If my parents needed to leave the care home for treatment in hospital, they were forced on their return to isolate for two weeks in their rooms. On one occasion, this solitary confinement nearly did for Dad too. After being sent to hospital for tests, he was placed back into a room on his own away from Mam. Over the next few days, he complained repeatedly about being in pain, but attempts to get a GP to enter the care home were rebuffed. I don’t know how the phone triage system works but I’d guess that an 87-year-old in a care home doesn’t go to the front of the line. By the time he was rushed into hospital, he was badly dehydrated and his kidneys were failing. The staff were wonderful and he pulled through, but it was hard not to feel that his life was not regarded as a priority.

Once, frustrated and furious, Mam broke out of the home. She toddled off down the street just as the schools emptied out. She would have loved seeing all the children, who would have been the same age as those she used to teach. But her reward was to be placed back into isolation ‘to protect the other residents’. She pointed out to me that the staff still moved back and forth between the home and the outside world without restriction.

Sometimes she would call, distressed, demanding that I drive down from Scotland to rescue them. I did, once, dodging through the back roads of north Wales on a lockdown-evading mission to spring them from the home they regarded as their prison. It was the only time they had been allowed into the outside world since the start of the lockdown, other than for medical attention. We stopped by the promenade so they could see the sea. I wondered then whether it might be the last time.

Then it was all over. They told me it was peaceful in the end. Inside Dad’s hospital room, behind the closed door and with the blinds drawn, I broke the news to him about Mam and we hugged, because that’s what humans do. I don’t really know whether it was permitted: there were so many restrictions. A couple of days later I spoke to the medical examiner determining the cause of death. ‘I think I’ll say dementia,’ he said. ‘Well, OK, but it was lockdown really,’ I said. ‘She was killed by lockdown.’ He sighed and said they heard that a lot now.
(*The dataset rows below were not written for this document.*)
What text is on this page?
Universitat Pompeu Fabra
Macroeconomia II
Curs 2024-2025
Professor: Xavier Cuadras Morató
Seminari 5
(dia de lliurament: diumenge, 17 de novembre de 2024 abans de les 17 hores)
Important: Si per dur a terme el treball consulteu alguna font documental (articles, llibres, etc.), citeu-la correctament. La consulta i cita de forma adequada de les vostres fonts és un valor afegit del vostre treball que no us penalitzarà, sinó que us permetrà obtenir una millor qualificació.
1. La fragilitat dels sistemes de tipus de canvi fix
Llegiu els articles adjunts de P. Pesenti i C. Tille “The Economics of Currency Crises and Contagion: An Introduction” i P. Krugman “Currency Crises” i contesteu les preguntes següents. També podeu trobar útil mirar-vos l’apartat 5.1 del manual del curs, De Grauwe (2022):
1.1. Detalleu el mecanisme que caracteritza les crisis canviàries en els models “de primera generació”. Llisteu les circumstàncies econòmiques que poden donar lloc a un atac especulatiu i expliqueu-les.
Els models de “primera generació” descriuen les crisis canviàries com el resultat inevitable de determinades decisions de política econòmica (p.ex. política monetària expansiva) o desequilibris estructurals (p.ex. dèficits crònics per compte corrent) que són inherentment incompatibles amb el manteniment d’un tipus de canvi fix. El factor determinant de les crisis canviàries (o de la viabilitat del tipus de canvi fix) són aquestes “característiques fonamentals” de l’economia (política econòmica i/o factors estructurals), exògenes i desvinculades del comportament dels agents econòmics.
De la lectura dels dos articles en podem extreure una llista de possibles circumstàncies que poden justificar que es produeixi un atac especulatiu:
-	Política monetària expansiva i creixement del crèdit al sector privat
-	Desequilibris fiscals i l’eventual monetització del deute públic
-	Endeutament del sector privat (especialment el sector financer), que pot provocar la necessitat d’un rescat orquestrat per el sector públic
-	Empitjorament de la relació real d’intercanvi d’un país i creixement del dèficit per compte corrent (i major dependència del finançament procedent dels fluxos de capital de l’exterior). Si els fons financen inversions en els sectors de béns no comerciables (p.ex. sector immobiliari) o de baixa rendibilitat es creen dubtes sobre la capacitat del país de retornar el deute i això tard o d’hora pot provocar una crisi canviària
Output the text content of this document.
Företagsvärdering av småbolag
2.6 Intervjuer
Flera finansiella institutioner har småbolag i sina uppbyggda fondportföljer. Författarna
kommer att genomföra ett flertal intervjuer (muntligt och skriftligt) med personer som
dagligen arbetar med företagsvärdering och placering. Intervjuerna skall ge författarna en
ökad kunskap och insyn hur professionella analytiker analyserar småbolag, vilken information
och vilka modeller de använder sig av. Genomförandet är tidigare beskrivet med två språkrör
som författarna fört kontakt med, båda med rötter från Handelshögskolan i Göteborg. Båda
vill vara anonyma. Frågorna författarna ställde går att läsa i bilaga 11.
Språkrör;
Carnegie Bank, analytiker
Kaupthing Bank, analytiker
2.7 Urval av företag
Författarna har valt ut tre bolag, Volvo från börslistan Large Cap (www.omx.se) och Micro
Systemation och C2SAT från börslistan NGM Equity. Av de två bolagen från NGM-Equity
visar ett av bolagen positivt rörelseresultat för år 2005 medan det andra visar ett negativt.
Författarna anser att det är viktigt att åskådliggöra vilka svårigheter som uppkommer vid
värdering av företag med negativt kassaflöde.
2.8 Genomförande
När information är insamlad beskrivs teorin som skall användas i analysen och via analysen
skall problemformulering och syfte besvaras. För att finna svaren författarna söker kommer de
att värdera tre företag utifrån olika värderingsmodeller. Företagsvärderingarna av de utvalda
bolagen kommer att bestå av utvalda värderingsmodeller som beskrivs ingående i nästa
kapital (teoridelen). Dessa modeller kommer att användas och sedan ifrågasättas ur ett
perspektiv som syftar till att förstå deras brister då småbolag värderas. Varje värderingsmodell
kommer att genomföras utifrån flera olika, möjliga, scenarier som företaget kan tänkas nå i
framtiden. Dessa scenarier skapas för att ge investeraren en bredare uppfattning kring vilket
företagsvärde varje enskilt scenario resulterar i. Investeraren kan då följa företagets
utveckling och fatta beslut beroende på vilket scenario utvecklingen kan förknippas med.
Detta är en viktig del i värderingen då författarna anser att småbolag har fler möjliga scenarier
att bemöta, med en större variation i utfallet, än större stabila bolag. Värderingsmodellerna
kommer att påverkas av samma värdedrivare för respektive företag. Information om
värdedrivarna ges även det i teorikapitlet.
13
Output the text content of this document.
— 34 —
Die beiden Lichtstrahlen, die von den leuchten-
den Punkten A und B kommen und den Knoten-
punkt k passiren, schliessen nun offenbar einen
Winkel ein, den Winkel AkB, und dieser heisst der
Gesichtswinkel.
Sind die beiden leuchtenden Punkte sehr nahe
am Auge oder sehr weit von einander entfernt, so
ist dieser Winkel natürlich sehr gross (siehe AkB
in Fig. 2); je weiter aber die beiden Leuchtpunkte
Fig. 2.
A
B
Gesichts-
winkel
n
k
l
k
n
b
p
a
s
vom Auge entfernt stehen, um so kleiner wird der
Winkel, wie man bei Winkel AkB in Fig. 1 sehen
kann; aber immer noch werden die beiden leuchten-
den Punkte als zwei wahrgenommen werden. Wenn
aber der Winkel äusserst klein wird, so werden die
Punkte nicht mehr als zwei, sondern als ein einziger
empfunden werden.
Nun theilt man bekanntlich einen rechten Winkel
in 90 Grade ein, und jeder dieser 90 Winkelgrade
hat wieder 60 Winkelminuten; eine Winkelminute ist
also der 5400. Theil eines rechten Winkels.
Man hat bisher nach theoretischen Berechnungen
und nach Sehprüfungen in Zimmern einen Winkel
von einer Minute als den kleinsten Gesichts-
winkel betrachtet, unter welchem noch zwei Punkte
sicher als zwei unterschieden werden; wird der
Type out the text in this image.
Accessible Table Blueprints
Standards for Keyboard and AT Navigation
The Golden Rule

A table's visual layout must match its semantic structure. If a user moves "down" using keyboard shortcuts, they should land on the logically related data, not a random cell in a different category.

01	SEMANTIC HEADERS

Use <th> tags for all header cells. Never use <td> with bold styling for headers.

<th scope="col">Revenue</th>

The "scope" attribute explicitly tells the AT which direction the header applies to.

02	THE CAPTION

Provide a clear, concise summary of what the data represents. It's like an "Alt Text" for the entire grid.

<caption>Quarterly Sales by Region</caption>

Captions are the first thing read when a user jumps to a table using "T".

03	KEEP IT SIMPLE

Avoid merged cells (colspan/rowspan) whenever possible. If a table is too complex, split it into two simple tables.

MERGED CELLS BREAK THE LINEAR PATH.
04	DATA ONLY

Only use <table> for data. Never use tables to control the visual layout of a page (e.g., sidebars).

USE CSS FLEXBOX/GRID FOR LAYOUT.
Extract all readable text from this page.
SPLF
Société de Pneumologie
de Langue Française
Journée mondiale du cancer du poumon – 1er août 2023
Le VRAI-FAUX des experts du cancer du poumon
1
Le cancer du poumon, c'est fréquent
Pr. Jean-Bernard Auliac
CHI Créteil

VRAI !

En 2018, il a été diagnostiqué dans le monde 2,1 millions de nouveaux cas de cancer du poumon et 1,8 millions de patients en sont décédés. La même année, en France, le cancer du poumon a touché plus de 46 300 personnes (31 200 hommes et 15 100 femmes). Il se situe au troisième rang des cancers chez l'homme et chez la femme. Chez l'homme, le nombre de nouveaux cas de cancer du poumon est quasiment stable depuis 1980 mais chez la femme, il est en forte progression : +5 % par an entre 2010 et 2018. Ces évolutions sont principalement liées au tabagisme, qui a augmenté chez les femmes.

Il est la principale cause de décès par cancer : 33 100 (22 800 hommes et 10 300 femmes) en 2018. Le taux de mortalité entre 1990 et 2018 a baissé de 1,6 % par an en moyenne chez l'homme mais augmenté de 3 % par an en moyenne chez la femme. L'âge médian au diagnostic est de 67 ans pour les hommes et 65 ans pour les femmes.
On Father’s Day, I spoke to my dad. ‘Are you doing anything nice?’ I asked. ‘Well, no, I’m still in quarantine after the funeral.’ ‘Quarantine? But the funeral was nearly two weeks ago.’ Since the funeral, Dad has been confined to a room barely 12ft by 12ft, without being allowed out for exercise or anything else. Like the other residents, he has been double-vaccinated. ‘They say they’ll let me out tomorrow. They said those were the rules.’